The ballroom erupted in gasps and murmurs. My world tilted sideways, the elegant faces around me blurring into a kaleidoscope of shock and barely concealed delight at the scandal unfolding before them. This couldn't be happening. Not here, not like this.

"I'm in love with someone else," Jasper continued, his voice growing stronger with each word that destroyed me. "Someone who has shown me what true love really means."

I couldn't breathe. The pearls at my throat felt like a noose, the silk gown suddenly suffocating. Around me, Seattle's elite society watched with rapt attention as my life crumbled in real time.

"Elyse, would you join me?"

From among the catering staff, a young woman stepped forward. Elyse Howard—the housekeeper's daughter. I knew her face, had seen her countless times moving quietly through the Sullivan house, invisible in the way that servants were trained to be. But now she walked toward the stage with her chin raised, her simple black dress somehow transformed into something almost elegant under the chandelier light.

The crowd parted for her like the Red Sea, whispers following in her wake. "Isn't that the housekeeper's girl?" "How long has this been going on?" "Poor Lila, how humiliating."

Jasper descended from the stage and took Elyse's hand, leading her up to stand beside him. The microphone picked up his next words with crystal clarity: "Elyse Howard has agreed to be my wife."

Then, in a gesture that would haunt my nightmares for years to come, he reached into his pocket and withdrew the engagement ring—my engagement ring, the one that had belonged to his grandmother, the one that was supposed to symbolize our future together. Without hesitation, without even a glance in my direction, he slipped it onto Elyse's finger.

"I love you," he whispered to her, but the microphone caught those words too, broadcasting them to the hundreds of guests who had come to celebrate my engagement.

The room spun around me.
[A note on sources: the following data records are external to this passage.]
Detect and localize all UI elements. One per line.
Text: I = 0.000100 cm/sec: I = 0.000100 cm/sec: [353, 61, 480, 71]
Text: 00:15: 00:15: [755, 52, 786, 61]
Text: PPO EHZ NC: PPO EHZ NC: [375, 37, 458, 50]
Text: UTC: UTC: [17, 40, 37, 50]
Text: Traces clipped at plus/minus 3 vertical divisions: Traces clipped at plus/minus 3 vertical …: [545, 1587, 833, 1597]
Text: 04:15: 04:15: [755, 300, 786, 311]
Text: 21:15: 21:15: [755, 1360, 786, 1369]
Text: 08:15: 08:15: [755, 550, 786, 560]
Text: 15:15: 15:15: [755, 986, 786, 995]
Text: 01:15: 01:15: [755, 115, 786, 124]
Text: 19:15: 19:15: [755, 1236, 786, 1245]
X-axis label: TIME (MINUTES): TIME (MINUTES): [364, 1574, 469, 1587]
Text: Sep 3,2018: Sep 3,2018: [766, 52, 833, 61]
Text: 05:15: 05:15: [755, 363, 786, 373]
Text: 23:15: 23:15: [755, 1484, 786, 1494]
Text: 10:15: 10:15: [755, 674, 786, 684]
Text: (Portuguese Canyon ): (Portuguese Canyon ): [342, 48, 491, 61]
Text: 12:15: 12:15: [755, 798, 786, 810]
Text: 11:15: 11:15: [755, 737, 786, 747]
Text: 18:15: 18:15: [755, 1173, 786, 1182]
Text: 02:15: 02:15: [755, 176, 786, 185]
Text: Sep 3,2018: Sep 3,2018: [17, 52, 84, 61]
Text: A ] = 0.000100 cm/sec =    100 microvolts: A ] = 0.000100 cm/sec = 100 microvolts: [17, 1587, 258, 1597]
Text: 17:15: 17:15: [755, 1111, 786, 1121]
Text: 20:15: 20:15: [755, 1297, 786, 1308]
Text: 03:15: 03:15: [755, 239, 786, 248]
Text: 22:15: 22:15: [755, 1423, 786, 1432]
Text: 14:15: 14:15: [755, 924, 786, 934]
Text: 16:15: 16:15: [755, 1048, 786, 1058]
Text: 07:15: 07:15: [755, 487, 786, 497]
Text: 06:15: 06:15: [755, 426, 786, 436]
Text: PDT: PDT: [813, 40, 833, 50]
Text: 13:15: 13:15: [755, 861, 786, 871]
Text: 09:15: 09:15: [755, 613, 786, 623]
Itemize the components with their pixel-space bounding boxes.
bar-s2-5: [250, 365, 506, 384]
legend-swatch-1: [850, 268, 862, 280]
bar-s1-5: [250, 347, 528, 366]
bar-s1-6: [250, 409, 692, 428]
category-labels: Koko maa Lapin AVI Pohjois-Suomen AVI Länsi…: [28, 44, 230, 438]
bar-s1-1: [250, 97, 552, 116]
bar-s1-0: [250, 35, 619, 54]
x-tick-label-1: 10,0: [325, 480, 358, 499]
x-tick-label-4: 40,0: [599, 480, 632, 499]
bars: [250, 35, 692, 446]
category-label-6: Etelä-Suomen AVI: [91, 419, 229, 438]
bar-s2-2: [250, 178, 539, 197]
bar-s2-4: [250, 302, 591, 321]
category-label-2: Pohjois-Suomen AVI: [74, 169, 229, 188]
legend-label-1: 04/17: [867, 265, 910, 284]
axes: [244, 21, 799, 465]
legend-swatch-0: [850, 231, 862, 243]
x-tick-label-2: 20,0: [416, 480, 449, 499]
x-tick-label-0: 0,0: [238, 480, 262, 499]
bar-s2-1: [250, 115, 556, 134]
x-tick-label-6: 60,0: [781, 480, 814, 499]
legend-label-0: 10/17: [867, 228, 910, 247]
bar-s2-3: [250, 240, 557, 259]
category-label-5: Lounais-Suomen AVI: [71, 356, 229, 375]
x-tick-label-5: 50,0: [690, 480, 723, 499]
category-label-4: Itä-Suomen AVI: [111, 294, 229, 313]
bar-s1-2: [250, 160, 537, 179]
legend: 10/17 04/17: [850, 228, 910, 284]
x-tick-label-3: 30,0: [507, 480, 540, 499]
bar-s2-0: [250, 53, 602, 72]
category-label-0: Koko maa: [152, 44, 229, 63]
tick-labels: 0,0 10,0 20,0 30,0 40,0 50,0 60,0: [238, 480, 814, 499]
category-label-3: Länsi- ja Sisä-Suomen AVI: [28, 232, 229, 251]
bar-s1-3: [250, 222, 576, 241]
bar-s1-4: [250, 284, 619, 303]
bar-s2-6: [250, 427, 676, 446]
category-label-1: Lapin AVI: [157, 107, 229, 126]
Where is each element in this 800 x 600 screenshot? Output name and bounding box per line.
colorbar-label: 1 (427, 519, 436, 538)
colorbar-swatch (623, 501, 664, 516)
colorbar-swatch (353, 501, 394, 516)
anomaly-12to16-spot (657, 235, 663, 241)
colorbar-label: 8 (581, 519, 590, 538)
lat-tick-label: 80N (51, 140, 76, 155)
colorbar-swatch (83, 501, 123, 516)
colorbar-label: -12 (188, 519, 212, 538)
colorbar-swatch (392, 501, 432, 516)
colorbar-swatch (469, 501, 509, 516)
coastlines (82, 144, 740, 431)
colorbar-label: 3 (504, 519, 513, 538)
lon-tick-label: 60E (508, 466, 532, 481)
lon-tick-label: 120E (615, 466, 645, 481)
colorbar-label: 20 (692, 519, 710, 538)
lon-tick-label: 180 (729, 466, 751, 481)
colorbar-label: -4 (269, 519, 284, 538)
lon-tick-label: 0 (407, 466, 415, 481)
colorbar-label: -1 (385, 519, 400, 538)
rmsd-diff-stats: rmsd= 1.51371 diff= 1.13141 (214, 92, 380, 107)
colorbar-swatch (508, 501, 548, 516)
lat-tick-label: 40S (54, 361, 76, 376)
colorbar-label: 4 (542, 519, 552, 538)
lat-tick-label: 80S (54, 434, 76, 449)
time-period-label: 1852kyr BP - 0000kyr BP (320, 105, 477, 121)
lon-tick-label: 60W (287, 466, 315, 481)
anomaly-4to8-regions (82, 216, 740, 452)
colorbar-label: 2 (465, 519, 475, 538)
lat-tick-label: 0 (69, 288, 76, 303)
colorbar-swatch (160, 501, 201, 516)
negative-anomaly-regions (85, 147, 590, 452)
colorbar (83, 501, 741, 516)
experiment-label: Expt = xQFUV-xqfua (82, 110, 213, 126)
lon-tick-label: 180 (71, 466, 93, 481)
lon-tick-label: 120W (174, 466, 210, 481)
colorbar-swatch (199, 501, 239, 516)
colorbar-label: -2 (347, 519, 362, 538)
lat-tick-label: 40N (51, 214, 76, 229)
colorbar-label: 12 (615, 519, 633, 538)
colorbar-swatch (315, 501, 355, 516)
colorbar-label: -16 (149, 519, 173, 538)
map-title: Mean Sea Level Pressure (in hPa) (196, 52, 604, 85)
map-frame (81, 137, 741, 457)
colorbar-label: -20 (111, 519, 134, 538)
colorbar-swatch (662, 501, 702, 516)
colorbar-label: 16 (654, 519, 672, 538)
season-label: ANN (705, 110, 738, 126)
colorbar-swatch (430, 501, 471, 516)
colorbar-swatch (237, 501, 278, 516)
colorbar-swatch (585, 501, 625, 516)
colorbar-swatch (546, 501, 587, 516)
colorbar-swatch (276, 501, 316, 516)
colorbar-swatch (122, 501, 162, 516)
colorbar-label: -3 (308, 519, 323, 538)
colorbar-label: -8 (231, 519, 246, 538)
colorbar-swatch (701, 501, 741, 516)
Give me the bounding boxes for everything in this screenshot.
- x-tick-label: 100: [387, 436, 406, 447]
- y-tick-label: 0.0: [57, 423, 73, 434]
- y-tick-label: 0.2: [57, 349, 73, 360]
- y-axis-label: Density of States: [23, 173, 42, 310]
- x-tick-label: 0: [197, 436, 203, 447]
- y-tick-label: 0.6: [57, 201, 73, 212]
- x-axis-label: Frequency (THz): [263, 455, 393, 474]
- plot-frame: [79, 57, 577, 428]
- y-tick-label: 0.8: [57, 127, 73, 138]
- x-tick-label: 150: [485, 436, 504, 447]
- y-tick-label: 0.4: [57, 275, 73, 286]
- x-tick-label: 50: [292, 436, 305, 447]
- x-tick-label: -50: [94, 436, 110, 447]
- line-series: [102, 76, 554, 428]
Faces stared with a mixture of pity and fascination, their eyes bright with the thrill of witnessing such spectacular social destruction. I felt exposed, flayed open, every carefully constructed piece of my identity scattered across the marble floor like broken glass.

I couldn't stay. I couldn't bear another second of their stares, their whispers, their barely concealed excitement at my downfall. Without a word, without looking back, I gathered my skirts and fled through the crowd, past the shocked faces and pointing fingers, past Diana's horrified expression and Victoria's pale, stricken features.

Behind me, I heard Jasper call my name once, but I didn't stop. I ran through the grand foyer, past the family portraits that had once seemed to welcome me, and out into the Seattle night that suddenly felt foreign and hostile.

Everything I had believed about my life, my future, my worth—all of it lay in ruins behind me, scattered across a ballroom floor like the petals of crushed roses.